At present, there is no established system at the administrative level to systematically record and monitor mass gathering events and their safety. Venue certification based on the crowd capacity and safety measures need to be introduced at district-level to streamline the process of safe mass gathering organisation. Preparedness measures designed for the mass gathering events should be taken into account by authorities before giving final approval for the event.
Take the case of Godavari Pushkaram or Nashik Kumbh. Safety systems should address specific physical venue characters as well as the religious practices and rituals. What is the crowd-holding capacity of Godavari Pushkaram or Kumbh venue? How much time a devotee will spend at a ghat to perform rituals?
How many individuals can be accommodated at a bathing ghat in an hour/day? How much area is available for crowd movement? What is the expected crowd inflow and outflow rate? Whether the entry and exit systems are designed as per the crowd flow rate? Crowd density and movement pattern analysis have been performed for the venue? What are prevailing hazards at the venue? What facilities are available for evacuation and emergency response?
If safety measures are implemented without looking into above basic facts, there would be a mismatch in actual requirements and available safety measures. We have undertaken such studies to develop such facts-based safety systems to Sabarimala pilgrimage, one of the largest pilgrimages in south India.
Social discipline: Preparedness at the administrative-level is not enough to avert human stampedes. The behaviour of individuals and the crowd plays an important role in developing crowd disturbances as well as accentuating the gravity of an incident. Forced waiting in queues for long hours, loss of individual physical space, seeing free movement of VIPs when others are in queue and intentional acts may negatively influence the crowd. Individuals in the crowd must be aware of the physical and environmental conditions of the gathering site. A basic understanding of individual safety and risk of human stampedes must be developed among people planning to attend a mass gathering event.

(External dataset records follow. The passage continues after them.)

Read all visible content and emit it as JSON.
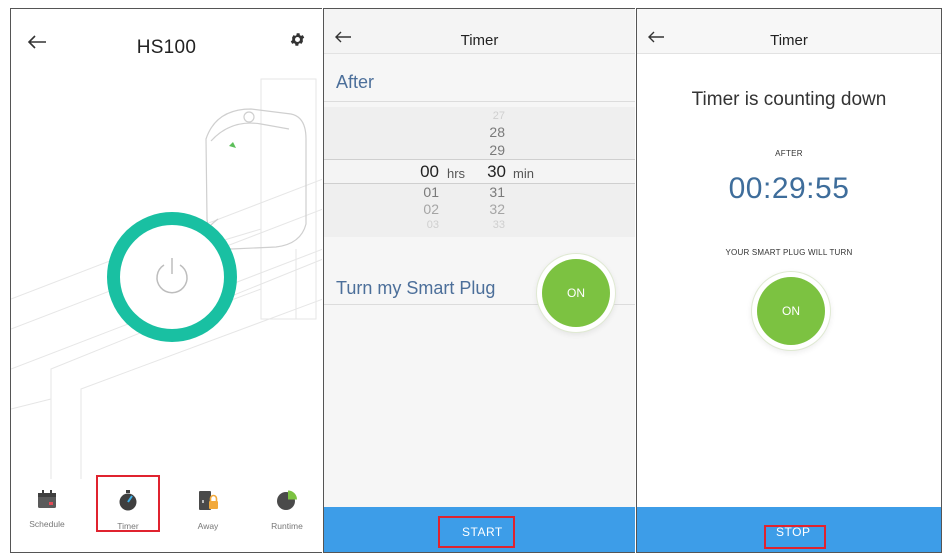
{
  "panel1": {
    "title": "HS100",
    "tabs": [
      {
        "label": "Schedule",
        "icon": "calendar-icon"
      },
      {
        "label": "Timer",
        "icon": "stopwatch-icon"
      },
      {
        "label": "Away",
        "icon": "away-lock-icon"
      },
      {
        "label": "Runtime",
        "icon": "pie-chart-icon"
      }
    ],
    "accent_color": "#19c0a2"
  },
  "panel2": {
    "title": "Timer",
    "after_label": "After",
    "picker": {
      "hours_above": [
        "",
        ""
      ],
      "hours_selected": "00",
      "hours_below": [
        "01",
        "02",
        "03"
      ],
      "hours_unit": "hrs",
      "minutes_above": [
        "27",
        "28",
        "29"
      ],
      "minutes_selected": "30",
      "minutes_below": [
        "31",
        "32",
        "33"
      ],
      "minutes_unit": "min"
    },
    "turn_label": "Turn my Smart Plug",
    "on_label": "ON",
    "start_label": "START"
  },
  "panel3": {
    "title": "Timer",
    "counting_text": "Timer is counting down",
    "after_text": "AFTER",
    "countdown": "00:29:55",
    "turn_text": "YOUR SMART PLUG WILL TURN",
    "on_label": "ON",
    "stop_label": "STOP"
  },
  "colors": {
    "primary_blue": "#3d9de8",
    "on_green": "#7cc241",
    "highlight_red": "#e0232f",
    "label_blue": "#4c6f9a"
  }
}
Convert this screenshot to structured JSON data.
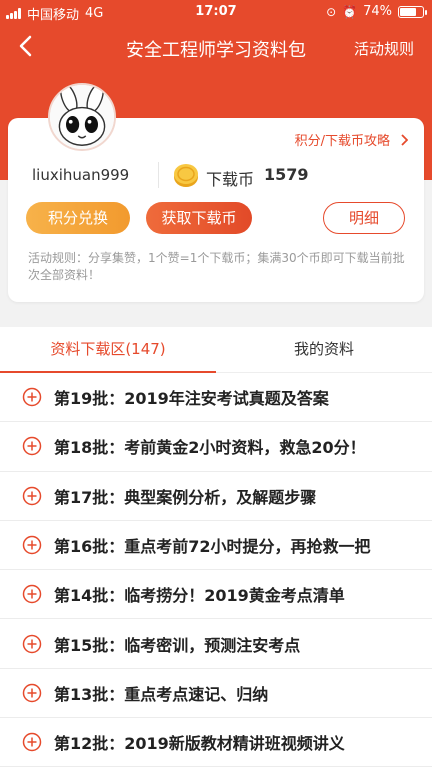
{
  "status_bar": {
    "carrier": "中国移动",
    "network": "4G",
    "time": "17:07",
    "battery": "74%",
    "battery_level": 0.74,
    "icons": [
      "signal-icon",
      "lock-rotation-icon",
      "alarm-icon",
      "battery-icon"
    ]
  },
  "nav": {
    "title": "安全工程师学习资料包",
    "right_label": "活动规则",
    "back_icon": "chevron-left-icon"
  },
  "card": {
    "strategy_link": "积分/下载币攻略",
    "username": "liuxihuan999",
    "coin_label": "下载币",
    "coin_count": "1579",
    "buttons": {
      "exchange": "积分兑换",
      "get_coins": "获取下载币",
      "detail": "明细"
    },
    "rules": "活动规则：分享集赞，1个赞=1个下载币；集满30个币即可下载当前批次全部资料！"
  },
  "tabs": [
    {
      "label": "资料下载区(147)",
      "active": true
    },
    {
      "label": "我的资料",
      "active": false
    }
  ],
  "list_items": [
    {
      "label": "第19批：2019年注安考试真题及答案"
    },
    {
      "label": "第18批：考前黄金2小时资料，救急20分！"
    },
    {
      "label": "第17批：典型案例分析，及解题步骤"
    },
    {
      "label": "第16批：重点考前72小时提分，再抢救一把"
    },
    {
      "label": "第14批：临考捞分！2019黄金考点清单"
    },
    {
      "label": "第15批：临考密训，预测注安考点"
    },
    {
      "label": "第13批：重点考点速记、归纳"
    },
    {
      "label": "第12批：2019新版教材精讲班视频讲义"
    }
  ],
  "colors": {
    "brand_red": "#e64a2c",
    "orange": "#f29a2e",
    "background": "#f2f2f2"
  }
}
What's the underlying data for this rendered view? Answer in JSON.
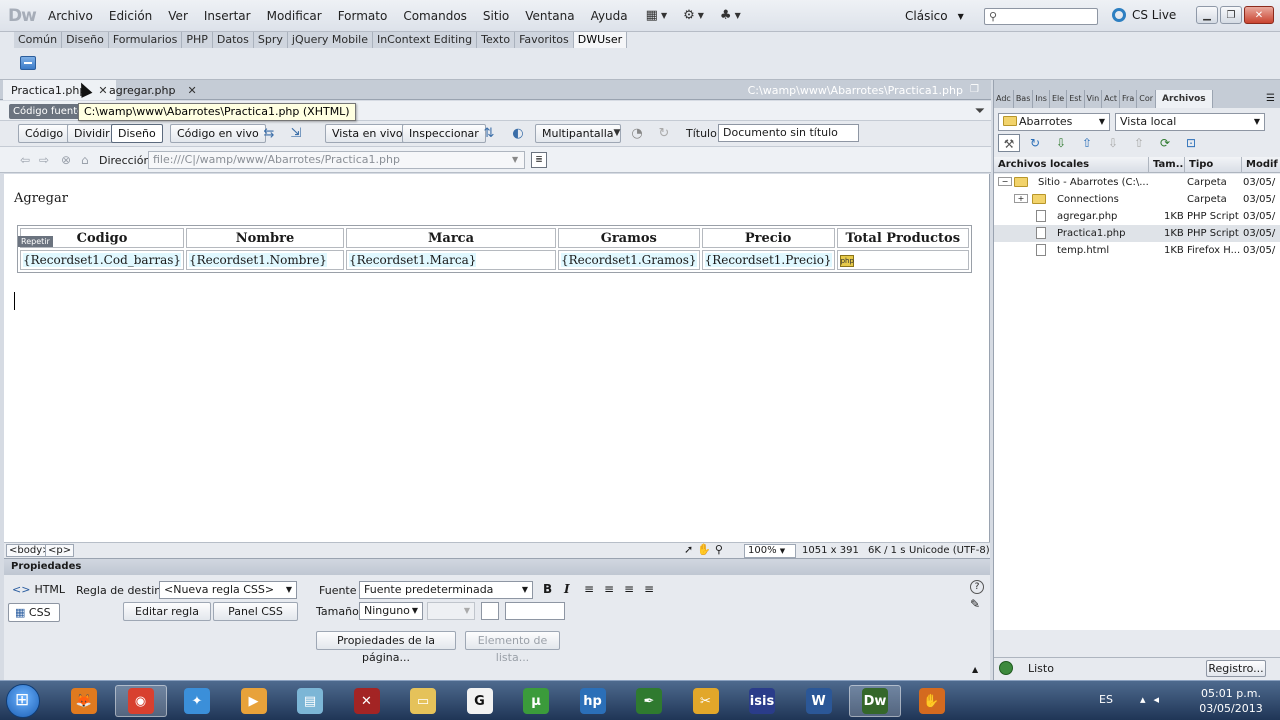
{
  "app": {
    "logo": "Dw",
    "menu": [
      "Archivo",
      "Edición",
      "Ver",
      "Insertar",
      "Modificar",
      "Formato",
      "Comandos",
      "Sitio",
      "Ventana",
      "Ayuda"
    ],
    "workspace": "Clásico",
    "cslive": "CS Live"
  },
  "insert_panel": {
    "tabs": [
      "Común",
      "Diseño",
      "Formularios",
      "PHP",
      "Datos",
      "Spry",
      "jQuery Mobile",
      "InContext Editing",
      "Texto",
      "Favoritos",
      "DWUser"
    ],
    "active_tab": "DWUser"
  },
  "document_tabs": {
    "tabs": [
      {
        "label": "Practica1.php"
      },
      {
        "label": "agregar.php"
      }
    ],
    "file_path": "C:\\wamp\\www\\Abarrotes\\Practica1.php",
    "source_code_label": "Código fuente",
    "tooltip": "C:\\wamp\\www\\Abarrotes\\Practica1.php (XHTML)"
  },
  "doc_toolbar": {
    "codigo": "Código",
    "dividir": "Dividir",
    "diseno": "Diseño",
    "codigo_en_vivo": "Código en vivo",
    "vista_en_vivo": "Vista en vivo",
    "inspeccionar": "Inspeccionar",
    "multipantalla": "Multipantalla",
    "titulo_label": "Título:",
    "titulo_value": "Documento sin título"
  },
  "nav_row": {
    "direccion_label": "Dirección:",
    "direccion_value": "file:///C|/wamp/www/Abarrotes/Practica1.php"
  },
  "design": {
    "heading": "Agregar",
    "repeat_label": "Repetir",
    "table": {
      "headers": [
        "Codigo",
        "Nombre",
        "Marca",
        "Gramos",
        "Precio",
        "Total Productos"
      ],
      "row": [
        "{Recordset1.Cod_barras}",
        "{Recordset1.Nombre}",
        "{Recordset1.Marca}",
        "{Recordset1.Gramos}",
        "{Recordset1.Precio}",
        ""
      ],
      "php_icon": "php"
    }
  },
  "status_bar": {
    "tags": [
      "<body>",
      "<p>"
    ],
    "zoom": "100%",
    "dimensions": "1051 x 391",
    "size": "6K / 1 s",
    "encoding": "Unicode (UTF-8)"
  },
  "properties": {
    "header": "Propiedades",
    "html_label": "HTML",
    "css_label": "CSS",
    "regla_destino_label": "Regla de destino",
    "regla_destino_value": "<Nueva regla CSS>",
    "editar_regla": "Editar regla",
    "panel_css": "Panel CSS",
    "fuente_label": "Fuente",
    "fuente_value": "Fuente predeterminada",
    "tamano_label": "Tamaño",
    "tamano_value": "Ninguno",
    "bold": "B",
    "italic": "I",
    "propiedades_pagina": "Propiedades de la página...",
    "elemento_lista": "Elemento de lista..."
  },
  "files_panel": {
    "tabs": [
      "Adc",
      "Bas",
      "Ins",
      "Ele",
      "Est",
      "Vin",
      "Act",
      "Fra",
      "Cor",
      "Archivos"
    ],
    "site": "Abarrotes",
    "view": "Vista local",
    "columns": [
      "Archivos locales",
      "Tam...",
      "Tipo",
      "Modif"
    ],
    "files": [
      {
        "name": "Sitio - Abarrotes (C:\\...",
        "size": "",
        "type": "Carpeta",
        "modified": "03/05/"
      },
      {
        "name": "Connections",
        "size": "",
        "type": "Carpeta",
        "modified": "03/05/"
      },
      {
        "name": "agregar.php",
        "size": "1KB",
        "type": "PHP Script",
        "modified": "03/05/"
      },
      {
        "name": "Practica1.php",
        "size": "1KB",
        "type": "PHP Script",
        "modified": "03/05/"
      },
      {
        "name": "temp.html",
        "size": "1KB",
        "type": "Firefox H...",
        "modified": "03/05/"
      }
    ],
    "status": "Listo",
    "log_button": "Registro..."
  },
  "taskbar": {
    "apps": [
      {
        "name": "Firefox",
        "glyph": "🦊",
        "color": "#e07a1f"
      },
      {
        "name": "Chrome",
        "glyph": "◉",
        "color": "#d8402f"
      },
      {
        "name": "Safari",
        "glyph": "✦",
        "color": "#3b8fd9"
      },
      {
        "name": "Media",
        "glyph": "▶",
        "color": "#e8a23a"
      },
      {
        "name": "Notes",
        "glyph": "▤",
        "color": "#7cb6d6"
      },
      {
        "name": "Tool",
        "glyph": "✕",
        "color": "#a32424"
      },
      {
        "name": "Folder",
        "glyph": "▭",
        "color": "#e5c25a"
      },
      {
        "name": "G",
        "glyph": "G",
        "color": "#f2f2f2"
      },
      {
        "name": "uTorrent",
        "glyph": "µ",
        "color": "#3b9b3b"
      },
      {
        "name": "HP",
        "glyph": "hp",
        "color": "#2b6fb8"
      },
      {
        "name": "Pen",
        "glyph": "✒",
        "color": "#2f7a2f"
      },
      {
        "name": "Tools",
        "glyph": "✂",
        "color": "#e2a72a"
      },
      {
        "name": "isis",
        "glyph": "isis",
        "color": "#2a3c8a"
      },
      {
        "name": "Word",
        "glyph": "W",
        "color": "#2b5797"
      },
      {
        "name": "Dreamweaver",
        "glyph": "Dw",
        "color": "#35672a"
      },
      {
        "name": "Hand",
        "glyph": "✋",
        "color": "#d46a1f"
      }
    ],
    "lang": "ES",
    "time": "05:01 p.m.",
    "date": "03/05/2013"
  }
}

Need of disaster preparedness: What are preparedness measures for ensuring safety at mass gathering events? Event organisers have primary responsibility in ensuring safety of a mass gathering event. Effective planning is required at the administrative-level to coordinate event organisers, service departments and emergency response agencies.
District Disaster Management Authorities chaired by the District Collectors can play a significant role in ensuring safety of religious mass gatherings. The National Disaster Management Authority has introduced a guideline for crowd management at places of mass gatherings. In addition to that, state specific guidelines have been issued by states like Kerala and Gujarat.
Guidelines are yet to find their significance among administrators and event organisers. Since they are guidelines, recommendations may not penetrate the grassroots. The essence of the guideline needs to be designated as a legal obligation under national disaster management act, to be followed by event organisers while organising major mass gatherings. It will bring standardisation of minimum safety requirements to all mass gathering events in the country.
Crowd disasters are human-induced and it could be averted by implementing sufficient disaster preparedness measures. Learning lessons from previous incidences, contextualisation and effective contingency planning should become an essential component of all mass gatherings. Any lapse in implementing preparedness measures may lead to extreme tragedies. Event organisers, administration, local bodies and emergency response departments should be equipped to follow Standard Operating Procedures of mass gathering emergency management.
Identifying risks, expecting the worst case scenario, subsequent planning and implementation of suitable mitigation measures would improve the response capabilities of administration and event organisers for the safe conduct of mass gathering events.